It's easy to imagine that those of us here in the early years of the 21st century are at a peak moment of science. We must be special because we exist right now, and are witnessing the wonders of the world as it is right now. It's helpful to remember, though, that everyone currently alive on the face of the Earth just occupies a tiny marker along the long, long line of human history.
Luckily, one of those markers arrives across the United States with the total solar eclipse of Monday, Aug. 21. "For us to come together in the country, this is a really amazing chance to just open the public's eyes to wonder, and get people to think about the most amazing natural phenomenon that can happen on the surface of the Earth," said Angela DesJardin, the principal investigator of the Eclipse Ballooning Project and director of the Montana Space Grant Consortium, during a NASA press conference in June. "It gets people to wonder and think about what's going on in the cosmos and come together in that very human way."

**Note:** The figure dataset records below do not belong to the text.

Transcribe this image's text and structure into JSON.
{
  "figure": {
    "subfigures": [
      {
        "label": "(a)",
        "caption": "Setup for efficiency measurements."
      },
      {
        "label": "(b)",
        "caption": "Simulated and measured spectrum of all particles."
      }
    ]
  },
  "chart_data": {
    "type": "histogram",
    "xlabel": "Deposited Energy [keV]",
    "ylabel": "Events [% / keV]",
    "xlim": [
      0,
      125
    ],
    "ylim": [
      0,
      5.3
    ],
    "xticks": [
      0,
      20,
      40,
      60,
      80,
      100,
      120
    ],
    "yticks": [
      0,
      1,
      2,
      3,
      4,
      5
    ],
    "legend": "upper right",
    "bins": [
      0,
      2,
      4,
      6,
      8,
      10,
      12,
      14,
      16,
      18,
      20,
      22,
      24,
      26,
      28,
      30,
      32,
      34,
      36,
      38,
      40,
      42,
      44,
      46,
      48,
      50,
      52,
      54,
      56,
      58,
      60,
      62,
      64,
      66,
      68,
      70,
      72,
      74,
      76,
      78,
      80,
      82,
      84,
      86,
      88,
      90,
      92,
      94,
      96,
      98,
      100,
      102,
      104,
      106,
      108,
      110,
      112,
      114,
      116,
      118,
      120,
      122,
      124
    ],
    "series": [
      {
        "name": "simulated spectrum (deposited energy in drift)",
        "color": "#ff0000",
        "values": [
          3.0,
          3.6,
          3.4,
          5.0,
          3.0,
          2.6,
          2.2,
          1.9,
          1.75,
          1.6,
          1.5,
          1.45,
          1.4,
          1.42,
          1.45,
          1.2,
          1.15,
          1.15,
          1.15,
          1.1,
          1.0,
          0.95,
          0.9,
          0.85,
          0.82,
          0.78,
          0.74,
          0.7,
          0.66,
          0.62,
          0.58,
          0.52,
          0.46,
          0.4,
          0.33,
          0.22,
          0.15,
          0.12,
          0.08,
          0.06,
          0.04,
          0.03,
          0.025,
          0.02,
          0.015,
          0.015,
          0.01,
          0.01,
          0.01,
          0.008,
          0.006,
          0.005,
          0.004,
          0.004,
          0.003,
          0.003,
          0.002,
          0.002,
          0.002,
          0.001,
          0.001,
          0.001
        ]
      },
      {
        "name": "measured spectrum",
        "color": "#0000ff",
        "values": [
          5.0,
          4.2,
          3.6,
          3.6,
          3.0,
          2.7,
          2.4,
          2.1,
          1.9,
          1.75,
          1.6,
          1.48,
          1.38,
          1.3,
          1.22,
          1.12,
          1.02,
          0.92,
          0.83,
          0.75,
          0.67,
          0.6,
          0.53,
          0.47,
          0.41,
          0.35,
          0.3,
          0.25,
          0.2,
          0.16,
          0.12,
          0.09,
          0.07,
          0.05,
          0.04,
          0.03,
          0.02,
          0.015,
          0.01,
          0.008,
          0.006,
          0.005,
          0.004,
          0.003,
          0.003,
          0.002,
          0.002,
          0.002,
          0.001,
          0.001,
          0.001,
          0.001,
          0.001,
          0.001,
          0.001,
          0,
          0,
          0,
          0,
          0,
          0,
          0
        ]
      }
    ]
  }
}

And so when something like a total solar eclipse comes calling, remember that people in the past, and all over the world, marveled at the same phenomenon — themselves sitting at their respective peaks of human advancement, even if from today's vantage they seem quaint and outdated. So too will we, in decades and centuries to come. For now, though, enjoy an eclipse if and as you can.
Now That's Interesting
By photographing stars near the sun during totality of the May 29, 1919, solar eclipse, scientist Sir Arthur Eddington showed that gravity could bend light, validating Albert Einstein's theory of general relativity.